The problem with Lodash’s throttle()/debounce() is that we would have to choose an arbitrary delay (e.g. 20 milliseconds or 50 milliseconds), which may end up being faster or slower than the browser is actually able to paint, depending on the device and browser. So really, we want to throttle to requestAnimationFrame():

element.addEventListener('pointermove', () => {
  requestAnimationFrame(doExpensiveOperation)
})

With the above code, we are at least aligning our work with the browser’s event loop, i.e. firing right before style and layout are calculated.

However, even this is not really ideal. Imagine that a pointermove event fires three times for every frame. In that case, we will essentially do three times the necessary work on every frame:

This may be harmless if the code is fast enough, or if it’s only writing to the DOM. However, if it’s both writing to and reading from the DOM, then we will end up with the classic layout thrashing scenario,^[2] and our rAF-based solution is actually no better than handling the input directly, because we recalculate the style and layout for every pointermove event.
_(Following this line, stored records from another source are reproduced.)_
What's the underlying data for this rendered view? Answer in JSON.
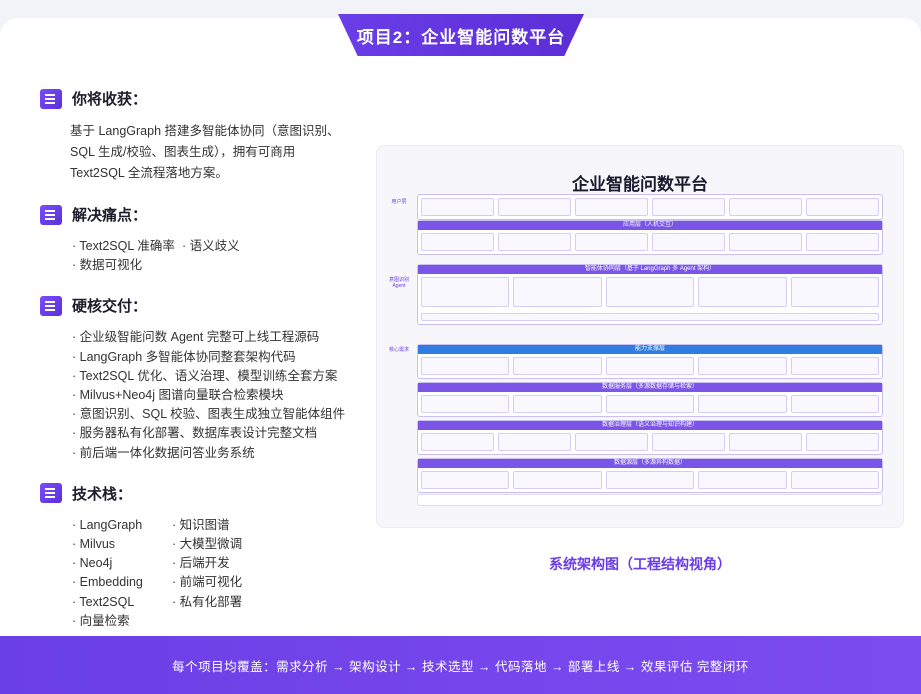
{
  "title": "项目2：企业智能问数平台",
  "sections": {
    "gain": {
      "title": "你将收获：",
      "text": "基于 LangGraph 搭建多智能体协同（意图识别、SQL 生成/校验、图表生成），拥有可商用 Text2SQL 全流程落地方案。"
    },
    "pain": {
      "title": "解决痛点：",
      "items": [
        "Text2SQL 准确率",
        "语义歧义",
        "数据可视化"
      ]
    },
    "deliver": {
      "title": "硬核交付：",
      "items": [
        "企业级智能问数 Agent 完整可上线工程源码",
        "LangGraph 多智能体协同整套架构代码",
        "Text2SQL 优化、语义治理、模型训练全套方案",
        "Milvus+Neo4j 图谱向量联合检索模块",
        "意图识别、SQL 校验、图表生成独立智能体组件",
        "服务器私有化部署、数据库表设计完整文档",
        "前后端一体化数据问答业务系统"
      ]
    },
    "stack": {
      "title": "技术栈：",
      "items": [
        "LangGraph",
        "知识图谱",
        "Milvus",
        "大模型微调",
        "Neo4j",
        "后端开发",
        "Embedding",
        "前端可视化",
        "Text2SQL",
        "私有化部署",
        "向量检索"
      ]
    }
  },
  "diagram": {
    "title": "企业智能问数平台",
    "layers": [
      "应用层（人机交互）",
      "智能体协同层（基于 LangGraph 多 Agent 架构）",
      "能力支撑层",
      "数据服务层（多源数据存储与检索）",
      "数据治理层（语义治理与知识构建）",
      "数据源层（多源异构数据）"
    ],
    "side_labels": [
      "用户层",
      "意图识别 Agent",
      "核心需求"
    ],
    "caption": "系统架构图（工程结构视角）"
  },
  "footer": "每个项目均覆盖：需求分析 → 架构设计 → 技术选型 → 代码落地 → 部署上线 → 效果评估 完整闭环"
}
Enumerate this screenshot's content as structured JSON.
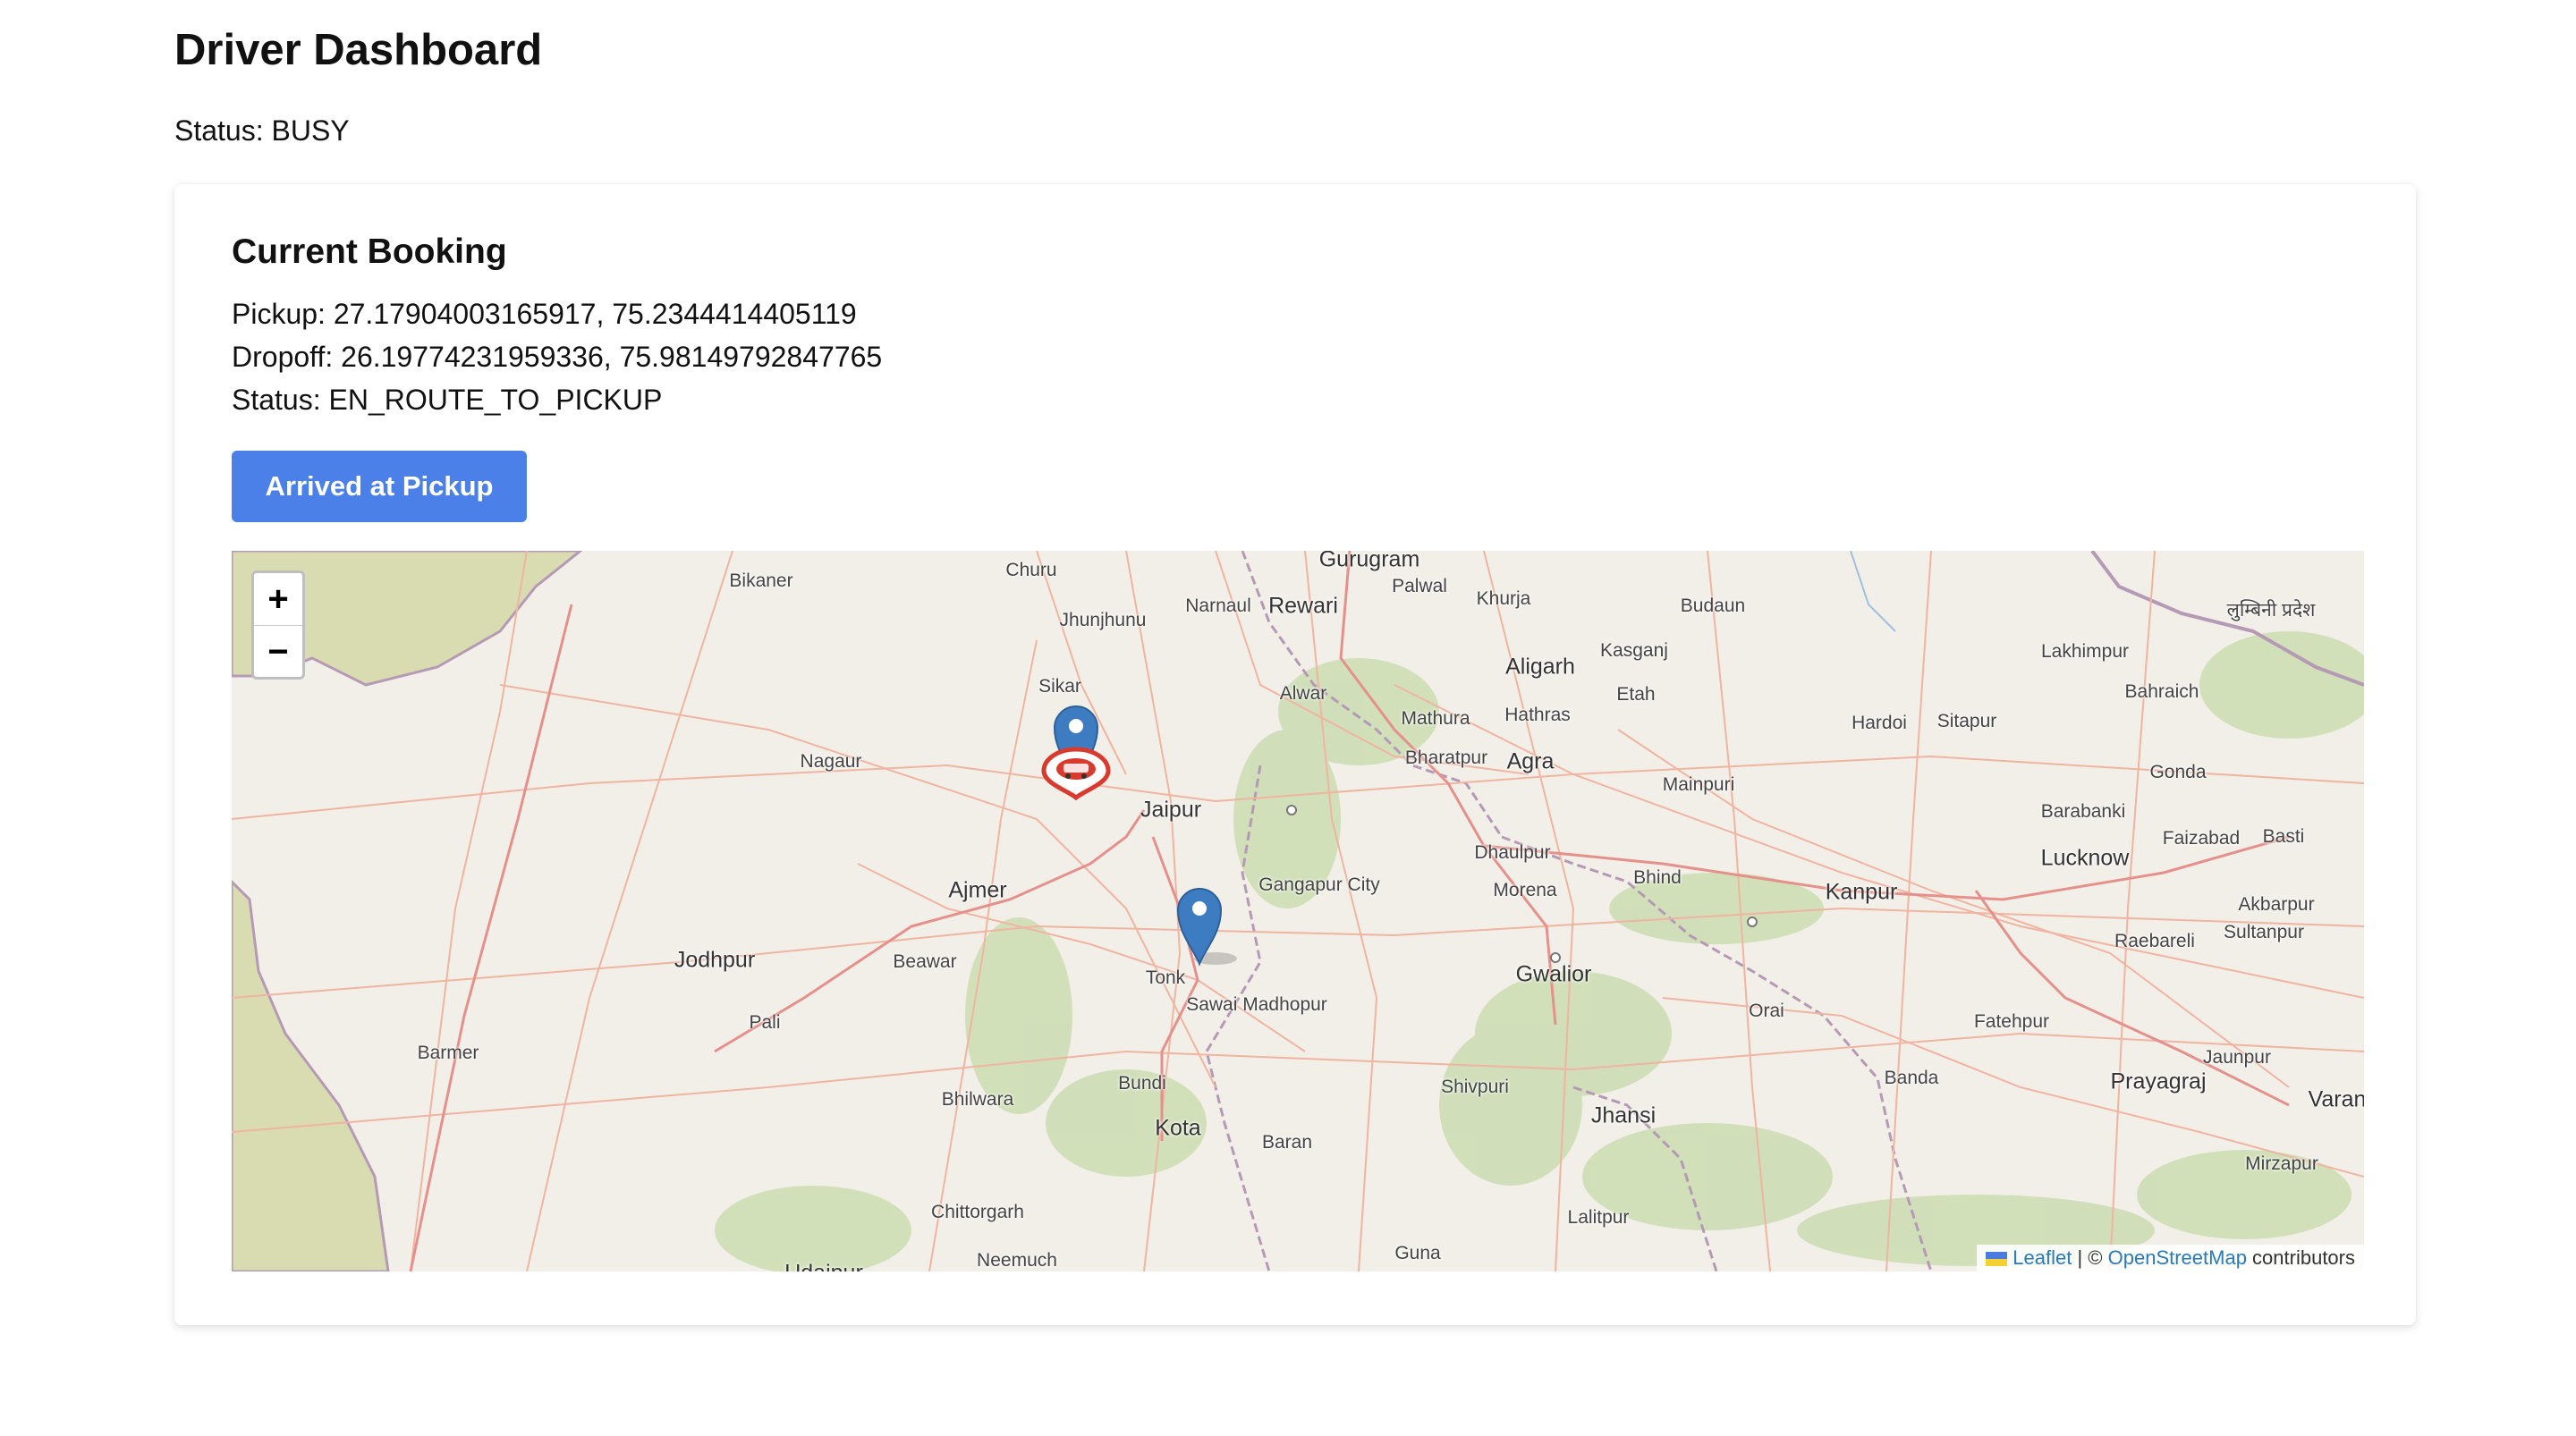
{
  "page": {
    "title": "Driver Dashboard",
    "driver_status": "Status: BUSY"
  },
  "booking": {
    "heading": "Current Booking",
    "pickup": "Pickup: 27.17904003165917, 75.2344414405119",
    "dropoff": "Dropoff: 26.19774231959336, 75.98149792847765",
    "status": "Status: EN_ROUTE_TO_PICKUP",
    "action_label": "Arrived at Pickup"
  },
  "map": {
    "zoom_in": "+",
    "zoom_out": "−",
    "attribution": {
      "leaflet": "Leaflet",
      "separator": " | © ",
      "osm": "OpenStreetMap",
      "contributors": " contributors"
    },
    "places": [
      "Bikaner",
      "Churu",
      "Jhunjhunu",
      "Narnaul",
      "Rewari",
      "Gurugram",
      "Palwal",
      "Khurja",
      "Budaun",
      "लुम्बिनी प्रदेश",
      "Kasganj",
      "Lakhimpur",
      "Sikar",
      "Aligarh",
      "Alwar",
      "Etah",
      "Bahraich",
      "Mathura",
      "Hathras",
      "Hardoi",
      "Sitapur",
      "Nagaur",
      "Bharatpur",
      "Agra",
      "Mainpuri",
      "Gonda",
      "Jaipur",
      "Barabanki",
      "Lucknow",
      "Faizabad",
      "Basti",
      "Dhaulpur",
      "Gangapur City",
      "Bhind",
      "Ajmer",
      "Morena",
      "Kanpur",
      "Akbarpur",
      "Raebareli",
      "Sultanpur",
      "Jodhpur",
      "Beawar",
      "Tonk",
      "Gwalior",
      "Sawai Madhopur",
      "Orai",
      "Pali",
      "Fatehpur",
      "Barmer",
      "Jaunpur",
      "Bhilwara",
      "Bundi",
      "Shivpuri",
      "Banda",
      "Prayagraj",
      "Varan",
      "Kota",
      "Jhansi",
      "Baran",
      "Mirzapur",
      "Chittorgarh",
      "Lalitpur",
      "Neemuch",
      "Guna",
      "Udaipur"
    ],
    "colors": {
      "land": "#f2efe9",
      "desert": "#d9dcb0",
      "forest": "#cddeb4",
      "road": "#f0b4a0",
      "border": "#b59ab5",
      "marker": "#3e7cc2",
      "car_marker": "#d93a2e"
    }
  }
}
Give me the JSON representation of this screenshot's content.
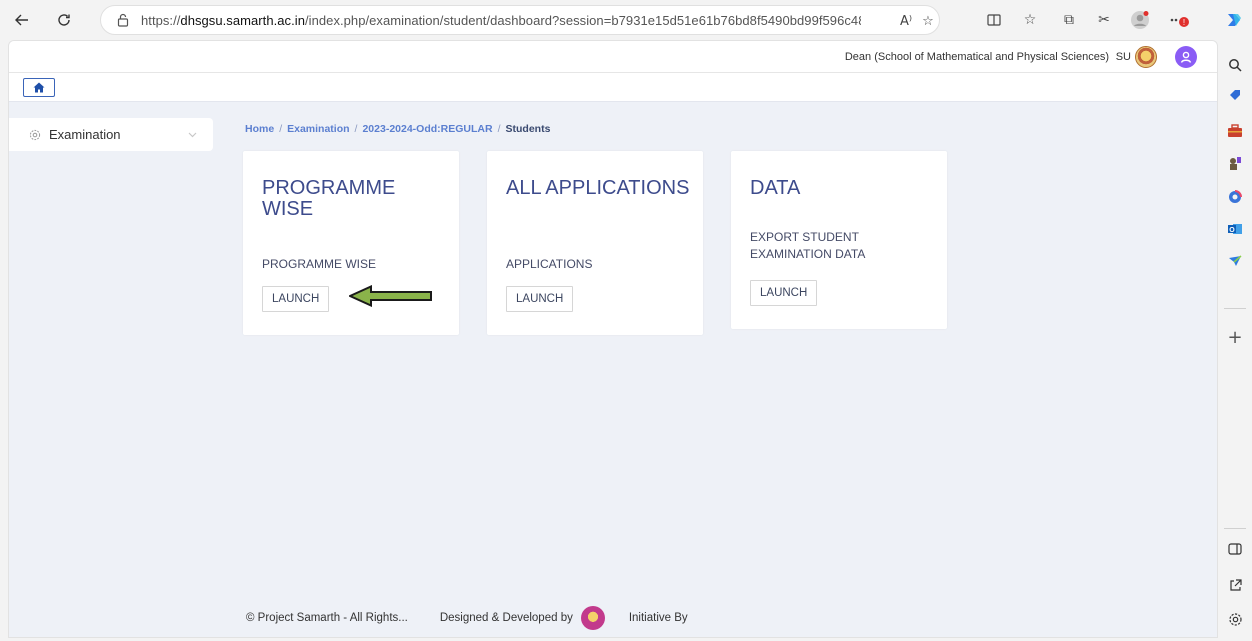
{
  "browser": {
    "url_prefix": "https://",
    "url_host": "dhsgsu.samarth.ac.in",
    "url_rest": "/index.php/examination/student/dashboard?session=b7931e15d51e61b76bd8f5490bd99f596c48b1ae..."
  },
  "header": {
    "role_text": "Dean (School of Mathematical and Physical Sciences)",
    "user_initials": "SU"
  },
  "sidebar": {
    "items": [
      {
        "label": "Examination"
      }
    ]
  },
  "breadcrumb": {
    "items": [
      "Home",
      "Examination",
      "2023-2024-Odd:REGULAR"
    ],
    "current": "Students"
  },
  "cards": [
    {
      "title": "PROGRAMME WISE",
      "subtitle": "PROGRAMME WISE",
      "button": "LAUNCH"
    },
    {
      "title": "ALL APPLICATIONS",
      "subtitle": "APPLICATIONS",
      "button": "LAUNCH"
    },
    {
      "title": "DATA",
      "subtitle": "EXPORT STUDENT EXAMINATION DATA",
      "button": "LAUNCH"
    }
  ],
  "footer": {
    "copyright": "© Project Samarth - All Rights...",
    "designed_by": "Designed & Developed by",
    "initiative": "Initiative By"
  },
  "colors": {
    "card_title": "#3d4b8c",
    "breadcrumb_link": "#5b7fd0",
    "arrow_fill": "#8ab34a",
    "avatar": "#8a5cf5"
  },
  "icons": {
    "back": "arrow-left-icon",
    "refresh": "refresh-icon",
    "home": "home-icon",
    "sidebar_examination": "gear-icon"
  }
}
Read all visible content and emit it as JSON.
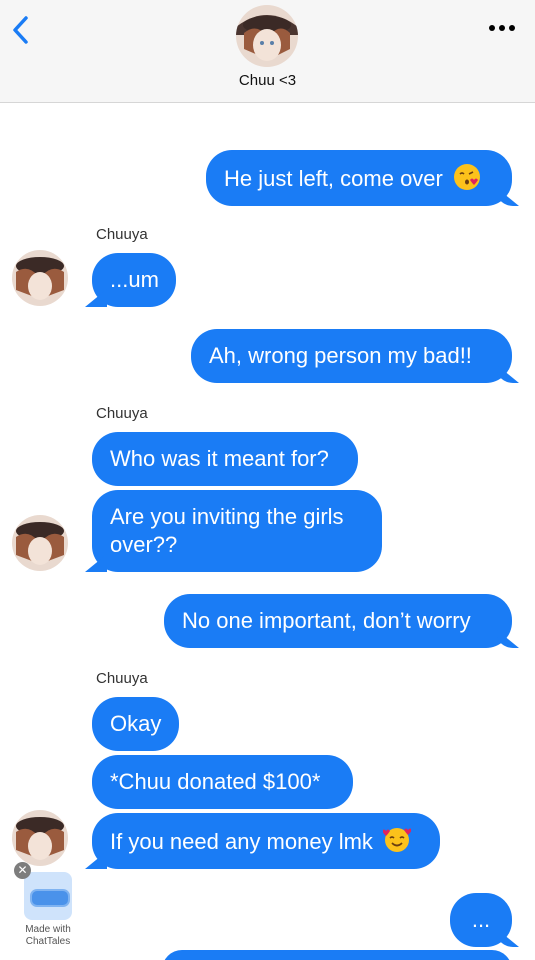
{
  "header": {
    "contact_name": "Chuu <3",
    "back_icon": "chevron-left-icon",
    "more_icon": "ellipsis-icon"
  },
  "colors": {
    "bubble": "#1a7cf5",
    "header_bg": "#f6f6f6",
    "accent": "#1a7cf5"
  },
  "messages": [
    {
      "from": "me",
      "text": "He just left, come over",
      "emoji": "kissing-face-emoji"
    },
    {
      "from": "Chuuya",
      "sender_label": "Chuuya",
      "text": "...um"
    },
    {
      "from": "me",
      "text": "Ah, wrong person my bad!!"
    },
    {
      "from": "Chuuya",
      "sender_label": "Chuuya",
      "text": "Who was it meant for?"
    },
    {
      "from": "Chuuya",
      "text_line1": "Are you inviting the girls",
      "text_line2": "over??"
    },
    {
      "from": "me",
      "text": "No one important, don’t worry"
    },
    {
      "from": "Chuuya",
      "sender_label": "Chuuya",
      "text": "Okay"
    },
    {
      "from": "Chuuya",
      "text": "*Chuu donated $100*"
    },
    {
      "from": "Chuuya",
      "text": "If you need any money lmk",
      "emoji": "smiling-face-with-hearts-emoji"
    },
    {
      "from": "me",
      "text": "..."
    }
  ],
  "watermark": {
    "line1": "Made with",
    "line2": "ChatTales",
    "close_glyph": "✕"
  }
}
Note the style and layout recalculations in the purple blocks, which Chrome marks with a red triangle and a warning about “forced reflow.”

Throttling based on framerate

Again, let’s take a step back and figure out what we’re trying to do. If the user is dragging their finger across the screen, and pointermove fires 3 times for every frame, then we actually don’t care about the first and second events. We only care about the third one, because that’s the one we need to paint.

So let’s only run the final callback before each requestAnimationFrame. This pattern will work nicely:

function throttleRAF () {
  let queuedCallback
  return callback => {
    if (!queuedCallback) {
      requestAnimationFrame(() => {
        const cb = queuedCallback
        queuedCallback = null
        cb()
      })
    }
    queuedCallback = callback
  }
}

We could also use cancelAnimationFrame for this, but I prefer the above solution because it’s calling fewer DOM APIs. (It only calls requestAnimationFrame() once per frame.)

This is nice, but at this point we can still optimize it further. Recall that we want to avoid layout thrashing, which means we want to batch all of our reads and writes to avoid unnecessary recalculations.

In “Accurately measuring layout on the web”, I explore some patterns for queuing a timer to fire after style and layout are calculated. Since writing that post, a new web standard called requestPostAnimationFrame has been proposed, and it fits the bill nicely. There is also a good polyfill called afterframe.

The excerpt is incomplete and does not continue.